I think there are two reasons:

• Your data is exponentially distributed.
• You want to transform your data to make certain regions easier to see.

## Exponentially distributed data

The first is a bit of a tautology. For independent variables (usually the x-axis) it’s easy. Perhaps you have collected data at points 1, 2, 4, 8, 16 etc. Makes sense to plot this on log2 scale (0, 1, 2, 3, 4). Collected at 0.1, 1, 10, 100 etc? Plot on log10 (-1, 1, 2, 3). An example is minimum inhibitory concentrations (MIC) which are directly measured in log increases, or parameter searches which are often over large ranges.

But what about dependent variables? Anything that’s a geometric progression (multiplied by a constant factor at each step) will be exponential, and probably needs to be logged to see its range properly.

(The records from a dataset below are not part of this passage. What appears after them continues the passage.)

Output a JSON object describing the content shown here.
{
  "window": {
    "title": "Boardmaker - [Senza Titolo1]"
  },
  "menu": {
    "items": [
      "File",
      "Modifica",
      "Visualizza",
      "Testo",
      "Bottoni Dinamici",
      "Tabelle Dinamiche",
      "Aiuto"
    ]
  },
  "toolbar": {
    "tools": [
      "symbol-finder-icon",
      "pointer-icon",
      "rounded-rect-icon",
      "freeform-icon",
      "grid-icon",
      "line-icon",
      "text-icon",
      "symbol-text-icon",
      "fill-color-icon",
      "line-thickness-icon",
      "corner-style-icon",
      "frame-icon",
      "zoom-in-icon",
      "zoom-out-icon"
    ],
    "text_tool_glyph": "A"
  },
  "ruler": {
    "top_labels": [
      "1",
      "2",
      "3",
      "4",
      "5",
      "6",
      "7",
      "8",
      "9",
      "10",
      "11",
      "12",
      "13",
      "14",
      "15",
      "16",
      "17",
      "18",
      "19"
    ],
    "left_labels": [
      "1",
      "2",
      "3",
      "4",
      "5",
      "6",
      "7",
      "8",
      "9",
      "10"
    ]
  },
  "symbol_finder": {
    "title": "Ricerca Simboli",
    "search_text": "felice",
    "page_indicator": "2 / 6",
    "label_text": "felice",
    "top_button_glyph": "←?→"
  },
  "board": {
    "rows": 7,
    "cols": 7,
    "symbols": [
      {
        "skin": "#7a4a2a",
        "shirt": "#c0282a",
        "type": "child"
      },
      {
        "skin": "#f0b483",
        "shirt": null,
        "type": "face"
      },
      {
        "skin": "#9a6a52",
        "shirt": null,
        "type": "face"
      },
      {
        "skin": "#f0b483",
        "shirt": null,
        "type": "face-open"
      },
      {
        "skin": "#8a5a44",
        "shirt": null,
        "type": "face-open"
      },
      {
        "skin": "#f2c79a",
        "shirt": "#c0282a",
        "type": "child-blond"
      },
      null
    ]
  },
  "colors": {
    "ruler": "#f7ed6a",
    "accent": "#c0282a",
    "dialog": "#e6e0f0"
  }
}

An examples might be cases in an epidemic (multiplied, roughly, by R each time interval).

Often when you do this you’ll see a nice linear relationship emerge, which is easier to analyse (visually and analytically). In the top row, the dependent (x) variable has been collected in logs, and should be plotted as such so the linear relationship is clear. This also spaces out points on the x-axis better. Similarly in the bottom plot, the growth rate of an independent variable which rises along an exponential curve is better seen when logged. This also spaces points out on the y-axis better. It is usually clearer to write values on the scales as their untransformed values.

## Transforming for visualisations

Another reason you may want to log a scale is more purely for visualisation purposes – nothing mechanistically to do with the variables being plotted or how they were collected.

Broadly, logging a variable expands the range of the smaller values and shrinks the range of the larger values.

Very useful when looking across a large range or your values are bunched up at the lower range!.

Really this has nothing directly to do with logs/exponentials, it’s just a nice function whose shape has this useful property. In fact, you are often free to use any transformation you want. If you want one that shrinks/grows less than log(x), use sqrt(x). If you want one that does it even more than log(x), use 1/x. In this case we take a transform of the x variable to display the data more clearly so it fills the plot evenly, and uses the space as best as possible. Each transform spreads/squeezes data more. In this case the data is actually logged so this leads to perfect spacing.

## More intuition

To get a sense of what logging looks like, try using log graph paper.

Also very handy: in base 10 a linear change of 0.3 is a log change of 0.5 as log10(3) = 0.5. So if you had a progression 10, 30, 100, 300 etc, these are about equally spaced on a log scale.

## log-log scales

log-log scales can be used to analyse power laws, or when both variables are exponentially distributed, or need to be spread out better.